Keytruda operates by targeting the cellular pathway called PD-1/PD-L1 (proteins found on the body’s immune cells and some cancer cells). Keytruda may help the body’s immune system fight the cancer cells by blocking this pathway. In 2014, Keytruda was approved to take care of patients with advanced melanoma following treatment with ipilimumab, a form of immunotherapy. Another drug, Opdivo (nivolumab), made by Bristol-Meyers Squibb, also targets the PD-1/PDL1 pathway and was approved to treat squamous non-small cell lung cancer (a certain type of NSCLC) in 2015.
The security of Keytruda was analyzed in 550 patients with advanced NSCLC. The most common side effects of Keytruda contained tiredness, reduced appetite, shortness of breath or impaired breathing (dyspnea) and cough. Keytruda additionally has the capacity to cause severe side effects that result from the immune system effect of Keytruda (known as “immune-mediated side effects”).
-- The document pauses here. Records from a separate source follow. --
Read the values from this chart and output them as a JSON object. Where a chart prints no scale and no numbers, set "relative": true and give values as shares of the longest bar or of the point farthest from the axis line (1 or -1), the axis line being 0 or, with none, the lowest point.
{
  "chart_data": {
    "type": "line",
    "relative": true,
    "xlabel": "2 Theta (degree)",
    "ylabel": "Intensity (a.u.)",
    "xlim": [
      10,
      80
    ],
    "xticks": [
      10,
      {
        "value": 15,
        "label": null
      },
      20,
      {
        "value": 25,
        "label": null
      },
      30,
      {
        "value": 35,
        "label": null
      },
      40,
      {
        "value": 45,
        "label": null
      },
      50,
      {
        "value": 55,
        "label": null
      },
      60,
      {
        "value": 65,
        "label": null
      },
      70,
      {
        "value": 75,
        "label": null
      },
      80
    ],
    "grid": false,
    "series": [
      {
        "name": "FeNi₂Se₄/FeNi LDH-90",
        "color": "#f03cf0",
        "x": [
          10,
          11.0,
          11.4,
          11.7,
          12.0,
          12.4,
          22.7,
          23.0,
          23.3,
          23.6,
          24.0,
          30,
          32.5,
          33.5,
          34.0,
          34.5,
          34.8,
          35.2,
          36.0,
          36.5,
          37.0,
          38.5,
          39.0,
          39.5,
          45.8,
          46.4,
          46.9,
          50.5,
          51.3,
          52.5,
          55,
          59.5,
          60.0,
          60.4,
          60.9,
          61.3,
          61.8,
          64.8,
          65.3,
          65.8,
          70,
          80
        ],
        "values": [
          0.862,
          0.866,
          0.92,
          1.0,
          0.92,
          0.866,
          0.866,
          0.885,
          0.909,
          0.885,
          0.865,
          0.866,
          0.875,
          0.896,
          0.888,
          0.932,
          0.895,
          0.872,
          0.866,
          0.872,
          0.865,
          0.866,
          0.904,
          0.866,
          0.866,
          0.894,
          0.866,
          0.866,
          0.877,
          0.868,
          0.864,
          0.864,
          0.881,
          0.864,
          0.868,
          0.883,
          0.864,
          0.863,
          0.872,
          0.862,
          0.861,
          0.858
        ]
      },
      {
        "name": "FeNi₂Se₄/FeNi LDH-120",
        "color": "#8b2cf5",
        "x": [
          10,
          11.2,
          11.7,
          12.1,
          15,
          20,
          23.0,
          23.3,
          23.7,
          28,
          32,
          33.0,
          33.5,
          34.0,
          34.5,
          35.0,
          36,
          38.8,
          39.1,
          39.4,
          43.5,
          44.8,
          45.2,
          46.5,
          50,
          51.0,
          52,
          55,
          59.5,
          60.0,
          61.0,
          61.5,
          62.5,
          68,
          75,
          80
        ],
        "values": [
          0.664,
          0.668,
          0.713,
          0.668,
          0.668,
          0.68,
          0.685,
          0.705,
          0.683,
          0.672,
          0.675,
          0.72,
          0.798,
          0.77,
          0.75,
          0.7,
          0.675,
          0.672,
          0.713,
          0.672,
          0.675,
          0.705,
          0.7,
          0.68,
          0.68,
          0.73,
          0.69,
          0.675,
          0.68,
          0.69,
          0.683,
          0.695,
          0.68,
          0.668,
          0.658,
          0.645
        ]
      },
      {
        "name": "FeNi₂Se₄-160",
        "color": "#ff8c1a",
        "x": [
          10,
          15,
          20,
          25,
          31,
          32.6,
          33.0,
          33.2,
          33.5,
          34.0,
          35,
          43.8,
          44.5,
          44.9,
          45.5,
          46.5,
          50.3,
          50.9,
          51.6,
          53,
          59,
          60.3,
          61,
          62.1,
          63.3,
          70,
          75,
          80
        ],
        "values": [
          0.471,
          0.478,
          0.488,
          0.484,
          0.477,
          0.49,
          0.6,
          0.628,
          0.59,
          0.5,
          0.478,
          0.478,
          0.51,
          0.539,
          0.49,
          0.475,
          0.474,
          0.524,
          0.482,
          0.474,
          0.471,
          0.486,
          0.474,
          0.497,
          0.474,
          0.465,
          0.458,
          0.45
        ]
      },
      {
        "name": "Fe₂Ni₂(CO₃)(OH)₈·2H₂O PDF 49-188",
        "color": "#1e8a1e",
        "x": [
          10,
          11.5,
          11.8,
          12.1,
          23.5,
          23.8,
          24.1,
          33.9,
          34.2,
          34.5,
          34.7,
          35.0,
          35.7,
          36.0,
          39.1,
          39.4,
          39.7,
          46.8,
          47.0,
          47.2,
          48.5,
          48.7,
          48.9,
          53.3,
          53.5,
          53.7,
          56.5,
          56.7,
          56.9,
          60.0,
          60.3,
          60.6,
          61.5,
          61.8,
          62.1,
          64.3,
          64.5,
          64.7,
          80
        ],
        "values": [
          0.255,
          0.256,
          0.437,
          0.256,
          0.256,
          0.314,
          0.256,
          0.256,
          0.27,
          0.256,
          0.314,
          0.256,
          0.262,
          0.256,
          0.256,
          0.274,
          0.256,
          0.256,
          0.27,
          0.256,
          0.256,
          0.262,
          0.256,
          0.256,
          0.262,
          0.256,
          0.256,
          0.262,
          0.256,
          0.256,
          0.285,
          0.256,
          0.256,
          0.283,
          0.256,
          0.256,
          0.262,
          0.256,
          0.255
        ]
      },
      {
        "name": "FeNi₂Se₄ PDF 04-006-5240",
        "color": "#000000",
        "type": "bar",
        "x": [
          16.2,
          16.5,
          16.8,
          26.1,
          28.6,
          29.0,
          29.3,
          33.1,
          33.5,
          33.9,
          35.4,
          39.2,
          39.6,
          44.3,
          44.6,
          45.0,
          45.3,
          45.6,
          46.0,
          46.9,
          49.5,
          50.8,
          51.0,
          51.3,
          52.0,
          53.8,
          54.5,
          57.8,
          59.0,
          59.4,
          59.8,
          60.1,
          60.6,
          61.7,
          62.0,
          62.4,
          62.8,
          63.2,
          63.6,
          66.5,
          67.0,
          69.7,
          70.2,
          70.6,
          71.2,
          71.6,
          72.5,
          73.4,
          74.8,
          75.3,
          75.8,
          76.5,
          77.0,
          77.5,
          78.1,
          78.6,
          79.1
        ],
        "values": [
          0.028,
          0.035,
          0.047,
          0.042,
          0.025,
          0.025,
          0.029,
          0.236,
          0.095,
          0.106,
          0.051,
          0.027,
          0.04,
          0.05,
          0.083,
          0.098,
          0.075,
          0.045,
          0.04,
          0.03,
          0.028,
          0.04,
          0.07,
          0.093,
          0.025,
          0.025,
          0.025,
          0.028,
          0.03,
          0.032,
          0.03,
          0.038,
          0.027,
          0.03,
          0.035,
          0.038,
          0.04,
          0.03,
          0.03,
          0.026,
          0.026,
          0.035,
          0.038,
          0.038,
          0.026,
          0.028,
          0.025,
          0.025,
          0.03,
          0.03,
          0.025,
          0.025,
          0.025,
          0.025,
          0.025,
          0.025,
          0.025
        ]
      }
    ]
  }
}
The effectiveness of Keytruda for this use was presented in a subgroup of 61 patients enrolled in a larger facility, open-label, multi-part study. The subgroup consisted of patients with advanced NSCLC that progressed following platinum-based chemotherapy or, if appropriate, targeted treatment for certain genetic mutations (ALK or EGFR). This subgroup also had PDL1 positive tumours predicated on the outcomes of the 22C3 pharmDx diagnostic test. Study participants received 10 mg/kg of Keytruda three or every two weeks. The important outcome measure was general response rate (percent of patients who experienced complete and partial shrinkage of their tumors). Tumors shrank in 41 percent of patients treated with Keytruda and also the effect continued between 2.1 and 9.1 months.
In the 550 study participants with advanced NSCLC, severe immune-mediated side effects occurred involving the lungs, colon and hormone-producing glands. Other uncommon immune-mediated side effects were rash and inflammation of blood vessels (vasculitis). Because it may cause harm to a developing fetus or newborn baby, women who are breastfeeding or indeed pregnant shouldn’t take Keytruda. Across clinical studies, a disorder in which the body’s immune system attacks part of the peripheral nervous system (Guillain-Barre Syndrome) additionally happened.
The FDA gave Keytruda breakthrough treatment designation for this indicator because Merck attested through preliminary clinical signs that the drug may provide a considerable improvement over available therapiesreatments. The drug also received priority review status, which is granted to drugs that, at the time the application was submitted, possess the capacity to be an important improvement in safety or effectiveness in the therapy of a serious affliction.
Keytruda was approved under the agency’s accelerated approval program, which enables the approval of a drug to treat a serious or life-threatening disease predicated on clinical data demonstrating the drug has an effect on a surrogate endpoint reasonably likely to predict a clinical benefit to patients. While confirmatory clinical trials are conducted by the company, this program supplies earlier patient access to promising new drugs. An improvement in survival or disease-associated symptoms in patients being treated with Keytruda has not yet been established.
Keytruda is marketed by Merck & Co., based in Whitehouse Station, New Jersey and the PD-L1 IHC 22C3 pharmDx diagnostic test is marketed by Dako North America Inc. in Carpinteria, California.
Lung cancer is the No. 1 cancer killer, with 221,200 new cases and 158,000 deaths anticipated this year in the U.S., according to the National Cancer Institute.
Article by Erica Woo
REFERENCES
- Food and Drug Administration. FDA News Release – FDA approves Keytruda for advanced non-small cell lung cancer. October 2, 2015
- Business Wire. FDA Approves Expanded Indication for Merck’s KEYTRUDA® (pembrolizumab) for the Treatment of Patients with Advanced Melanoma. December 18, 2015
- Stop Smoking Now Aids. Lung Cancer-Smoking’s Undisputed Biggest Killer. Stopsmokingnowaids.com. (Accessed October 2016).